Dad Said it Best
Age-Old Truths for Modern Times
Last month, I shared how Dad often lagged behind when it came to punctuality. While tardiness was a habit he wasn’t willing to kick, he would often warn against the corrosive effects of procrastination.
“He who hesitates is lost,” he would recite from author Oliver Wendell Holmes. “Never put off until tomorrow what can be done today,” he would reflect from either Benjamin Franklin or Thomas Jefferson (both are credited with penning this one). To sharpen his point, he’d quote Mark Twain, who quipped, “Never put off till tomorrow what you can do the day after tomorrow.”
All this to say, Dad had a tendency to ride the slippery slope of procrastination. He didn’t want us kids to follow suit. Yet, saying one thing and modeling another has a certain power.
Procrastination tends to perpetuate itself in the worst of cycles. Every time you start a new project, you’re already running late because you still have leftover projects to finish first. Since Dad had trouble moving from the prep phase to the action phase, he’d wind up behind schedule.
Periodically, he would take on a book writing project. He would research a historical issue, study all the possible approaches to explain it, and get muddled in the mire of collecting ever more research on the topic. He would write and rewrite chapter upon chapter, getting stuck in a state of indecision; what to keep/what to delete. Before long, the deadline would come and go. An extension or two would be granted, anxiety levels would rise at each stage, and what had begun as a great opportunity would wind up feeling like the weight of the world upon his shoulders. Dad would spend countless nights burning the midnight oil, trying to make up for lost time. Completing a project on deadline seemed an impossible task.
Dad often compared himself to Sisyphus, the mythological tragic figure destined to roll an enormous boulder up a mountain every morning, just to lose grip toward the apex and helplessly watch it roll down again every night. Then he’d have to take up his arduous burden again the following morning, again and forever… the perfect metaphor for a living hell.
I got the message.

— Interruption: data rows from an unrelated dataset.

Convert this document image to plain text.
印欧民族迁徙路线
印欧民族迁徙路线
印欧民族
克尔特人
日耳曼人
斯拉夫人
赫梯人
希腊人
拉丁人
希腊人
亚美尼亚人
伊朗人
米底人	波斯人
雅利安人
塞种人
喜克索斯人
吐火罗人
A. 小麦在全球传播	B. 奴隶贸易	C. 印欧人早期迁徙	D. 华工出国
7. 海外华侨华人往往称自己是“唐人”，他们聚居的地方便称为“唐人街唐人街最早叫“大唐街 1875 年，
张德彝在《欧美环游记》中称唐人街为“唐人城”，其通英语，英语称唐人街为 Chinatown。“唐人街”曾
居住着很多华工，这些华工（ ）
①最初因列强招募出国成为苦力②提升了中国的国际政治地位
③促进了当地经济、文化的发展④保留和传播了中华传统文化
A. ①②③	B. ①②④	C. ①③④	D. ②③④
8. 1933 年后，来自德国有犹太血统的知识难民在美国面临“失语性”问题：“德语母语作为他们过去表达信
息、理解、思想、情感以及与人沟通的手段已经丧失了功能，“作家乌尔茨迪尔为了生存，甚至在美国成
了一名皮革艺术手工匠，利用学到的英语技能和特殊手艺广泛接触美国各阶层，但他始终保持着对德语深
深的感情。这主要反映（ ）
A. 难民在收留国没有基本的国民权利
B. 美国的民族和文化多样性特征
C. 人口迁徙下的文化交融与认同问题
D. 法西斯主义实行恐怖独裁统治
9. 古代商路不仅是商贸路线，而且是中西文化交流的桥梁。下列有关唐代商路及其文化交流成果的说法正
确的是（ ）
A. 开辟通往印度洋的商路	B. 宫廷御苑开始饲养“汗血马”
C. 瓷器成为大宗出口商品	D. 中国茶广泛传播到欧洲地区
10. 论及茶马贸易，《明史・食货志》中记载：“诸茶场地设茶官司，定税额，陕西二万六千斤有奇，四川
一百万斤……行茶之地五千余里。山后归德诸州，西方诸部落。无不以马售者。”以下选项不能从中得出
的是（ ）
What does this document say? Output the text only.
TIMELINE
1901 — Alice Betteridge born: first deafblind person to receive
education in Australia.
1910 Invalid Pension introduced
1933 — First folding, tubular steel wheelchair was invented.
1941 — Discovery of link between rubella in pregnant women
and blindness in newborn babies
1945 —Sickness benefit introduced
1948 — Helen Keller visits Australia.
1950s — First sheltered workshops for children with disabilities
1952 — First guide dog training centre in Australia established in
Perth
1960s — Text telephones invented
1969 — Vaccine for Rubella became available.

I just wasn’t sure what steps to take in order to escape the torturous fate of procrastination.
Contemporary self-help guru Tony Robbins has a saying that may have helped Dad out of his rut, but he was just a kid like me during Dad’s time. Robbins says, “Never leave the site of a decision without taking action.” This rule prompts me to take a step — even a small one —to start and maintain momentum toward completion of a project.
If you tend to be a procrastinator, find a way to break your project into manageable, small steps. Then break one of the easier steps into a few chunks. Find the tiniest chunk, and do it now! Once you get that one bit behind you, it generates its own momentum, putting your project into motion. What once seemed like an insurmountable obstacle now looks totally manageable. You’re on your way.
Considering our deadline-driven world, Dad was wise to warn me about the dangers of procrastination. It’s time to put off procrastination, show up on time and maintain momentum toward completion by deadline. Dad said it best.